Governor’s race options features candidate who would sell Governor’s Mansion
If you’re tired of Republicans and Democrats, there may be an alternative for you in the November election.
In the Governor’s race, the focus has been on major party candidates Democrat Mike Ross and Republican Asa Hutchinson.
Two other candidates who have qualified for the ballot are Libertarian candidate Frank Gilbert and Green Party nominee Josh Drake. Both men appeared on this week’s edition of Talk Business & Politics for an extended political roundtable conversation.
A constable in the Dekalb Township of Grant County, Gilbert is a former mayor of Tull and has served as coroner for Grant County. He’s also a former president of the Bauxite Education Association. Gilbert graduated from Van Buren High School, attended Ouachita Baptist University, and is a U.S. Navy veteran. He has had a career in private security and serves as a minister of Universal Life Church.
Drake, a Hot Springs attorney, was born in Germany. He graduated college from Rhodes in Memphis and received his juris doctorate from the University of Georgia School of Law. Active in several civic organizations in Garland County, Drake has run for office before. He’s been a Green party candidate for U.S. Congress in the Fourth District in 2008, 2010 and 2012.
As statewide candidates this year, both Gilbert and Drake hope to pull at least 3% of the general election vote in order to help their political parties meet a threshold for recognition as a political party in future elections.
On key issues, Gilbert and Drake have major differences with each other and the major party candidates; take taxes for instance.
Drake likes Mike Ross’ income tax bracket reform proposal, which would retroactively index Arkansas income tax brackets taking a 1997 state law and applying it to the 1971 realignment of the tax code. However, Drake thinks there needs to be a higher income tax percentage on larger incomes.
“I think we should be raising them [taxes] to some extent,” Drake said. “The family making $50,000 a year in Arkansas pays the same percentage of taxes as the family making $5 million and I don’t think that’s fair. … The people that are making the money, that are doing the best, they can more afford to pay a higher percentage of their taxes because this economy, this economic environment we have, is obviously good for them.”
Drake also advocates for an eventual elimination of the sales tax, which he says disproportionately hurts lower income families.
“It hurts the hard-working people that are working 40 or 50 or 60 hours a week and spending every dime they make on groceries and fuel and rent and education for their kids and clothes and so forth. They put it back in the economy,” he said.

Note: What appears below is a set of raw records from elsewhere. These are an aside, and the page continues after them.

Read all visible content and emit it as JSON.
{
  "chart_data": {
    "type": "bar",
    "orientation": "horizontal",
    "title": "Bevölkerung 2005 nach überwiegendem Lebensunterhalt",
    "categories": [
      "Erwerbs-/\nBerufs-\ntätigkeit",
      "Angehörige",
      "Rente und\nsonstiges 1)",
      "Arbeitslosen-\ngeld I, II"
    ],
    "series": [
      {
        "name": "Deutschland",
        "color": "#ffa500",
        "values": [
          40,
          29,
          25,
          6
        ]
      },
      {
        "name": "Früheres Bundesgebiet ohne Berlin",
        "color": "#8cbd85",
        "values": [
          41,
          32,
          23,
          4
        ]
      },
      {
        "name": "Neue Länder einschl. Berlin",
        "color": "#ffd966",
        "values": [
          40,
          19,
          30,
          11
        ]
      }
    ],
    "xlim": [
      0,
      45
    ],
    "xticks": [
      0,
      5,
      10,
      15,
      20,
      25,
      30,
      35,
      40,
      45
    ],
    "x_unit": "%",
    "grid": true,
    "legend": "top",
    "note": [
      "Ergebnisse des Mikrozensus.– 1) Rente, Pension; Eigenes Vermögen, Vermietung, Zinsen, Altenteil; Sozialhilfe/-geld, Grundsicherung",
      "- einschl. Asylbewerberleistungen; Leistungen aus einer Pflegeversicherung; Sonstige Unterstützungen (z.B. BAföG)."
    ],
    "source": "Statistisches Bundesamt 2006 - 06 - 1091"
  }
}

Gilbert wants to eliminate the personal income tax completely. As income taxes account for nearly half of state tax revenues, Gilbert said it couldn’t be done all at once without wreaking havoc on state services. But he says it could be done over a multi-year period.
“If there was a switch, I’d throw it,” Gilbert said, acknowledging that the state Legislature would likely buck such an effort. “Corporate welfare in Arkansas is $200 million a year. We can cut that back. The average Arkie is not going to feel it, the fat cats that are getting it aren’t going to feel it that much either and they don’t’ deserve it anyway.”
“I would go as far as selling the Governor’s mansion,” he added as a symbolic gesture to cutting what he perceives as unnecessary government expenses.